In the early hours of April 2, 1964, while the then president João Goulart, besieged by the military uprising, was still in the country, the president of the Federal Senate, Auro de Moura Andrade, in an extraordinary session declared the presidency of the Republic vacant and immediately closed the session. As he was leaving, Rogê physically assaulted Andrede with two spits, while his colleague, Tancredo Neves, called Andrade a “scoundrel, scoundrel”'.

Shortly after the establishment of the Brazilian Military Dictatorship, Rogê Ferreira had his mandate revoked and his political rights suspended by Institutional Act No. 1.

=== Resumption of political activity ===
After the Amnesty Law, he returned to politics in 1982, when he ran for governor of the state of São Paulo for the Democratic Labor Party (PDT), of which he became state president. Despite his good performance in the televised debates between the candidates, he came fifth and last in the election. In the debate promoted by TV Bandeirantes, Rogê questioned the Workers' Party (PT) candidate, Lula, “Lula, after all, are you a socialist, a communist or a worker?” and Lula replied “I'm a lathe operator”.

In these elections, despite being an opponent, he maintained good relations with the winning candidate, Franco Montoro of the Brazilian Democratic Movement Party (PMDB).
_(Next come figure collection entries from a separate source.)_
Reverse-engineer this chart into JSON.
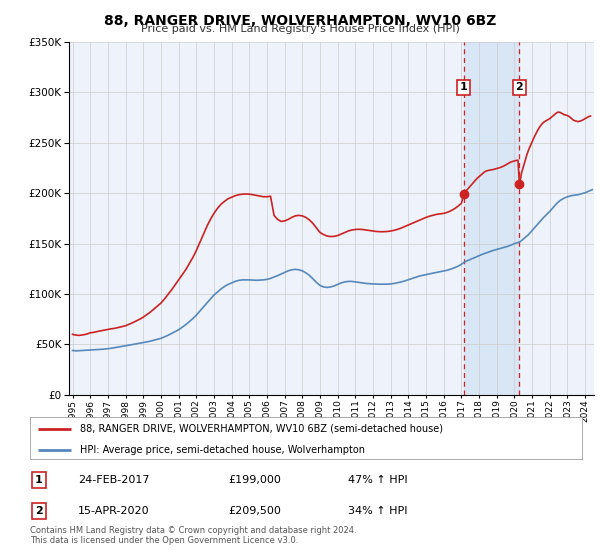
{
  "title": "88, RANGER DRIVE, WOLVERHAMPTON, WV10 6BZ",
  "subtitle": "Price paid vs. HM Land Registry's House Price Index (HPI)",
  "legend_line1": "88, RANGER DRIVE, WOLVERHAMPTON, WV10 6BZ (semi-detached house)",
  "legend_line2": "HPI: Average price, semi-detached house, Wolverhampton",
  "footnote1": "Contains HM Land Registry data © Crown copyright and database right 2024.",
  "footnote2": "This data is licensed under the Open Government Licence v3.0.",
  "marker1_label": "1",
  "marker1_date": "24-FEB-2017",
  "marker1_price": "£199,000",
  "marker1_hpi": "47% ↑ HPI",
  "marker1_x": 2017.12,
  "marker1_y": 199000,
  "marker2_label": "2",
  "marker2_date": "15-APR-2020",
  "marker2_price": "£209,500",
  "marker2_hpi": "34% ↑ HPI",
  "marker2_x": 2020.28,
  "marker2_y": 209500,
  "ylim": [
    0,
    350000
  ],
  "xlim_start": 1994.8,
  "xlim_end": 2024.5,
  "hpi_color": "#5588bb",
  "price_color": "#cc2222",
  "bg_color": "#eef2fa",
  "grid_color": "#cccccc",
  "vline_color": "#cc2222",
  "shade_color": "#d8e6f5",
  "hpi_data": [
    [
      1995.0,
      44000
    ],
    [
      1995.1,
      43800
    ],
    [
      1995.2,
      43600
    ],
    [
      1995.3,
      43700
    ],
    [
      1995.4,
      43900
    ],
    [
      1995.5,
      44000
    ],
    [
      1995.6,
      44100
    ],
    [
      1995.7,
      44200
    ],
    [
      1995.8,
      44300
    ],
    [
      1995.9,
      44400
    ],
    [
      1996.0,
      44500
    ],
    [
      1996.2,
      44600
    ],
    [
      1996.4,
      44800
    ],
    [
      1996.6,
      45000
    ],
    [
      1996.8,
      45300
    ],
    [
      1997.0,
      45700
    ],
    [
      1997.2,
      46200
    ],
    [
      1997.4,
      46800
    ],
    [
      1997.6,
      47400
    ],
    [
      1997.8,
      47900
    ],
    [
      1998.0,
      48500
    ],
    [
      1998.2,
      49200
    ],
    [
      1998.4,
      49900
    ],
    [
      1998.6,
      50600
    ],
    [
      1998.8,
      51200
    ],
    [
      1999.0,
      51800
    ],
    [
      1999.2,
      52500
    ],
    [
      1999.4,
      53200
    ],
    [
      1999.6,
      54100
    ],
    [
      1999.8,
      55000
    ],
    [
      2000.0,
      56000
    ],
    [
      2000.2,
      57500
    ],
    [
      2000.4,
      59000
    ],
    [
      2000.6,
      60800
    ],
    [
      2000.8,
      62500
    ],
    [
      2001.0,
      64500
    ],
    [
      2001.2,
      67000
    ],
    [
      2001.4,
      69500
    ],
    [
      2001.6,
      72500
    ],
    [
      2001.8,
      75500
    ],
    [
      2002.0,
      79000
    ],
    [
      2002.2,
      83000
    ],
    [
      2002.4,
      87000
    ],
    [
      2002.6,
      91000
    ],
    [
      2002.8,
      95000
    ],
    [
      2003.0,
      99000
    ],
    [
      2003.2,
      102000
    ],
    [
      2003.4,
      105000
    ],
    [
      2003.6,
      107500
    ],
    [
      2003.8,
      109500
    ],
    [
      2004.0,
      111000
    ],
    [
      2004.2,
      112500
    ],
    [
      2004.4,
      113500
    ],
    [
      2004.6,
      114000
    ],
    [
      2004.8,
      114000
    ],
    [
      2005.0,
      114000
    ],
    [
      2005.2,
      113800
    ],
    [
      2005.4,
      113600
    ],
    [
      2005.6,
      113800
    ],
    [
      2005.8,
      114000
    ],
    [
      2006.0,
      114500
    ],
    [
      2006.2,
      115500
    ],
    [
      2006.4,
      116800
    ],
    [
      2006.6,
      118200
    ],
    [
      2006.8,
      119800
    ],
    [
      2007.0,
      121500
    ],
    [
      2007.2,
      123000
    ],
    [
      2007.4,
      124000
    ],
    [
      2007.6,
      124500
    ],
    [
      2007.8,
      124000
    ],
    [
      2008.0,
      123000
    ],
    [
      2008.2,
      121000
    ],
    [
      2008.4,
      118500
    ],
    [
      2008.6,
      115000
    ],
    [
      2008.8,
      111500
    ],
    [
      2009.0,
      108500
    ],
    [
      2009.2,
      107000
    ],
    [
      2009.4,
      106500
    ],
    [
      2009.6,
      107000
    ],
    [
      2009.8,
      108000
    ],
    [
      2010.0,
      109500
    ],
    [
      2010.2,
      111000
    ],
    [
      2010.4,
      112000
    ],
    [
      2010.6,
      112500
    ],
    [
      2010.8,
      112500
    ],
    [
      2011.0,
      112000
    ],
    [
      2011.2,
      111500
    ],
    [
      2011.4,
      111000
    ],
    [
      2011.6,
      110500
    ],
    [
      2011.8,
      110200
    ],
    [
      2012.0,
      110000
    ],
    [
      2012.2,
      109800
    ],
    [
      2012.4,
      109700
    ],
    [
      2012.6,
      109700
    ],
    [
      2012.8,
      109800
    ],
    [
      2013.0,
      110000
    ],
    [
      2013.2,
      110500
    ],
    [
      2013.4,
      111200
    ],
    [
      2013.6,
      112000
    ],
    [
      2013.8,
      113000
    ],
    [
      2014.0,
      114200
    ],
    [
      2014.2,
      115500
    ],
    [
      2014.4,
      116700
    ],
    [
      2014.6,
      117700
    ],
    [
      2014.8,
      118500
    ],
    [
      2015.0,
      119200
    ],
    [
      2015.2,
      120000
    ],
    [
      2015.4,
      120700
    ],
    [
      2015.6,
      121400
    ],
    [
      2015.8,
      122000
    ],
    [
      2016.0,
      122700
    ],
    [
      2016.2,
      123600
    ],
    [
      2016.4,
      124700
    ],
    [
      2016.6,
      126000
    ],
    [
      2016.8,
      127500
    ],
    [
      2017.0,
      129500
    ],
    [
      2017.12,
      131000
    ],
    [
      2017.2,
      132000
    ],
    [
      2017.4,
      133500
    ],
    [
      2017.6,
      135000
    ],
    [
      2017.8,
      136500
    ],
    [
      2018.0,
      138000
    ],
    [
      2018.2,
      139500
    ],
    [
      2018.4,
      140800
    ],
    [
      2018.6,
      142000
    ],
    [
      2018.8,
      143200
    ],
    [
      2019.0,
      144200
    ],
    [
      2019.2,
      145200
    ],
    [
      2019.4,
      146200
    ],
    [
      2019.6,
      147200
    ],
    [
      2019.8,
      148500
    ],
    [
      2020.0,
      150000
    ],
    [
      2020.28,
      151500
    ],
    [
      2020.4,
      153000
    ],
    [
      2020.6,
      156000
    ],
    [
      2020.8,
      159000
    ],
    [
      2021.0,
      163000
    ],
    [
      2021.2,
      167000
    ],
    [
      2021.4,
      171000
    ],
    [
      2021.6,
      175000
    ],
    [
      2021.8,
      178500
    ],
    [
      2022.0,
      182000
    ],
    [
      2022.2,
      186000
    ],
    [
      2022.4,
      190000
    ],
    [
      2022.6,
      193000
    ],
    [
      2022.8,
      195000
    ],
    [
      2023.0,
      196500
    ],
    [
      2023.2,
      197500
    ],
    [
      2023.4,
      198000
    ],
    [
      2023.6,
      198500
    ],
    [
      2023.8,
      199500
    ],
    [
      2024.0,
      200500
    ],
    [
      2024.2,
      202000
    ],
    [
      2024.4,
      203500
    ]
  ],
  "price_data": [
    [
      1995.0,
      60000
    ],
    [
      1995.1,
      59500
    ],
    [
      1995.2,
      59200
    ],
    [
      1995.3,
      59000
    ],
    [
      1995.4,
      59000
    ],
    [
      1995.5,
      59200
    ],
    [
      1995.6,
      59500
    ],
    [
      1995.7,
      59800
    ],
    [
      1995.8,
      60200
    ],
    [
      1995.9,
      60800
    ],
    [
      1996.0,
      61500
    ],
    [
      1996.2,
      62000
    ],
    [
      1996.4,
      62800
    ],
    [
      1996.6,
      63500
    ],
    [
      1996.8,
      64200
    ],
    [
      1997.0,
      65000
    ],
    [
      1997.2,
      65500
    ],
    [
      1997.4,
      66000
    ],
    [
      1997.6,
      66800
    ],
    [
      1997.8,
      67500
    ],
    [
      1998.0,
      68500
    ],
    [
      1998.2,
      70000
    ],
    [
      1998.4,
      71500
    ],
    [
      1998.6,
      73200
    ],
    [
      1998.8,
      75000
    ],
    [
      1999.0,
      77000
    ],
    [
      1999.2,
      79500
    ],
    [
      1999.4,
      82000
    ],
    [
      1999.6,
      85000
    ],
    [
      1999.8,
      88000
    ],
    [
      2000.0,
      91000
    ],
    [
      2000.2,
      95000
    ],
    [
      2000.4,
      99500
    ],
    [
      2000.6,
      104000
    ],
    [
      2000.8,
      109000
    ],
    [
      2001.0,
      114000
    ],
    [
      2001.2,
      119000
    ],
    [
      2001.4,
      124000
    ],
    [
      2001.6,
      130000
    ],
    [
      2001.8,
      136000
    ],
    [
      2002.0,
      143000
    ],
    [
      2002.2,
      151000
    ],
    [
      2002.4,
      159000
    ],
    [
      2002.6,
      167000
    ],
    [
      2002.8,
      174000
    ],
    [
      2003.0,
      180000
    ],
    [
      2003.2,
      185000
    ],
    [
      2003.4,
      189000
    ],
    [
      2003.6,
      192000
    ],
    [
      2003.8,
      194500
    ],
    [
      2004.0,
      196000
    ],
    [
      2004.2,
      197500
    ],
    [
      2004.4,
      198500
    ],
    [
      2004.6,
      199000
    ],
    [
      2004.8,
      199200
    ],
    [
      2005.0,
      199000
    ],
    [
      2005.2,
      198500
    ],
    [
      2005.4,
      197800
    ],
    [
      2005.6,
      197000
    ],
    [
      2005.8,
      196500
    ],
    [
      2006.0,
      196500
    ],
    [
      2006.2,
      197000
    ],
    [
      2006.4,
      178000
    ],
    [
      2006.6,
      174000
    ],
    [
      2006.8,
      172000
    ],
    [
      2007.0,
      172500
    ],
    [
      2007.2,
      174000
    ],
    [
      2007.4,
      176000
    ],
    [
      2007.6,
      177500
    ],
    [
      2007.8,
      178000
    ],
    [
      2008.0,
      177500
    ],
    [
      2008.2,
      176000
    ],
    [
      2008.4,
      173500
    ],
    [
      2008.6,
      170000
    ],
    [
      2008.8,
      165500
    ],
    [
      2009.0,
      161000
    ],
    [
      2009.2,
      159000
    ],
    [
      2009.4,
      157500
    ],
    [
      2009.6,
      157000
    ],
    [
      2009.8,
      157200
    ],
    [
      2010.0,
      158000
    ],
    [
      2010.2,
      159500
    ],
    [
      2010.4,
      161000
    ],
    [
      2010.6,
      162500
    ],
    [
      2010.8,
      163500
    ],
    [
      2011.0,
      164000
    ],
    [
      2011.2,
      164200
    ],
    [
      2011.4,
      164000
    ],
    [
      2011.6,
      163500
    ],
    [
      2011.8,
      163000
    ],
    [
      2012.0,
      162500
    ],
    [
      2012.2,
      162000
    ],
    [
      2012.4,
      161800
    ],
    [
      2012.6,
      161800
    ],
    [
      2012.8,
      162000
    ],
    [
      2013.0,
      162500
    ],
    [
      2013.2,
      163200
    ],
    [
      2013.4,
      164200
    ],
    [
      2013.6,
      165500
    ],
    [
      2013.8,
      167000
    ],
    [
      2014.0,
      168500
    ],
    [
      2014.2,
      170000
    ],
    [
      2014.4,
      171500
    ],
    [
      2014.6,
      173000
    ],
    [
      2014.8,
      174500
    ],
    [
      2015.0,
      176000
    ],
    [
      2015.2,
      177200
    ],
    [
      2015.4,
      178200
    ],
    [
      2015.6,
      179000
    ],
    [
      2015.8,
      179500
    ],
    [
      2016.0,
      180000
    ],
    [
      2016.2,
      181000
    ],
    [
      2016.4,
      182500
    ],
    [
      2016.6,
      184500
    ],
    [
      2016.8,
      187000
    ],
    [
      2017.0,
      190000
    ],
    [
      2017.05,
      193000
    ],
    [
      2017.08,
      196000
    ],
    [
      2017.12,
      199000
    ],
    [
      2017.2,
      201000
    ],
    [
      2017.3,
      203000
    ],
    [
      2017.4,
      205000
    ],
    [
      2017.5,
      207000
    ],
    [
      2017.6,
      209000
    ],
    [
      2017.7,
      211000
    ],
    [
      2017.8,
      213000
    ],
    [
      2017.9,
      215000
    ],
    [
      2018.0,
      216500
    ],
    [
      2018.1,
      218000
    ],
    [
      2018.2,
      219500
    ],
    [
      2018.3,
      221000
    ],
    [
      2018.4,
      222000
    ],
    [
      2018.5,
      222500
    ],
    [
      2018.6,
      222800
    ],
    [
      2018.7,
      223000
    ],
    [
      2018.8,
      223500
    ],
    [
      2018.9,
      224000
    ],
    [
      2019.0,
      224500
    ],
    [
      2019.1,
      225000
    ],
    [
      2019.2,
      225500
    ],
    [
      2019.3,
      226200
    ],
    [
      2019.4,
      227000
    ],
    [
      2019.5,
      228000
    ],
    [
      2019.6,
      229000
    ],
    [
      2019.7,
      230000
    ],
    [
      2019.8,
      231000
    ],
    [
      2019.9,
      231500
    ],
    [
      2020.0,
      232000
    ],
    [
      2020.1,
      232500
    ],
    [
      2020.2,
      232800
    ],
    [
      2020.28,
      209500
    ],
    [
      2020.35,
      215000
    ],
    [
      2020.4,
      220000
    ],
    [
      2020.5,
      226000
    ],
    [
      2020.6,
      232000
    ],
    [
      2020.7,
      238000
    ],
    [
      2020.8,
      243000
    ],
    [
      2020.9,
      247000
    ],
    [
      2021.0,
      251000
    ],
    [
      2021.1,
      255000
    ],
    [
      2021.2,
      258500
    ],
    [
      2021.3,
      262000
    ],
    [
      2021.4,
      265000
    ],
    [
      2021.5,
      267500
    ],
    [
      2021.6,
      269500
    ],
    [
      2021.7,
      271000
    ],
    [
      2021.8,
      272000
    ],
    [
      2021.9,
      273000
    ],
    [
      2022.0,
      274000
    ],
    [
      2022.1,
      275500
    ],
    [
      2022.2,
      277000
    ],
    [
      2022.3,
      278500
    ],
    [
      2022.4,
      280000
    ],
    [
      2022.5,
      280500
    ],
    [
      2022.6,
      280000
    ],
    [
      2022.7,
      279000
    ],
    [
      2022.8,
      278000
    ],
    [
      2022.9,
      277500
    ],
    [
      2023.0,
      277000
    ],
    [
      2023.1,
      276000
    ],
    [
      2023.2,
      274500
    ],
    [
      2023.3,
      273000
    ],
    [
      2023.4,
      272000
    ],
    [
      2023.5,
      271500
    ],
    [
      2023.6,
      271000
    ],
    [
      2023.7,
      271500
    ],
    [
      2023.8,
      272000
    ],
    [
      2023.9,
      273000
    ],
    [
      2024.0,
      274000
    ],
    [
      2024.1,
      275000
    ],
    [
      2024.2,
      276000
    ],
    [
      2024.3,
      276500
    ]
  ]
}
In 1985, he returned to his old party, the Brazilian Socialist Party, which had just been reformed with the end of the military dictatorship. At the end of that year, he ran for mayor of São Paulo; however, during the televised campaign, he withdrew from the race in favor of Fernando Henrique Cardoso (PMDB), who would be defeated by former president Jânio Quadros (PTB).

The following year, he tried to return to the Federal Chamber, whose new legislature would form the National Constituent Assembly. Despite his excellent voting record – after receiving 72,538 votes, one of the twenty-five largest in the state and one of the ten largest in the capital – he didn't get elected because the PSB didn't reach the hare quota.

From that election onwards, which would be his last, he led the regional alignment of his party, the PSB, with the São Paulo PMDB, then led by Orestes Quércia, who was elected governor. During the Quércia administration, Rogê took over the presidency of the state-owned Cetesb; in return, as president of the PSB's regional office, he announced his support for João Leiva, Quércia's candidate in the 1988 mayoral election in São Paulo. As a result, the PSB's regional office in São Paulo suffered an intervention from the PSB's national office, which had decided to support the PT's candidate, Luiza Erundina.

=== Death ===
Rogê died at the age of 69, after three weeks hospitalized in the UniCor Hospital in the Morumbi neighborhood of São Paulo, from a lung infection that triggered sepsis. In his honor, a school in the Jaraguá district of São Paulo bears his name. In the city of Campinas, in the interior of the state of São Paulo, a multi-sports court bears his name.

== Sports ==
Rogê Ferreira was also active in sport, serving on the board of Sport Club Corinthians Paulista. He was also president of the National Sports Council.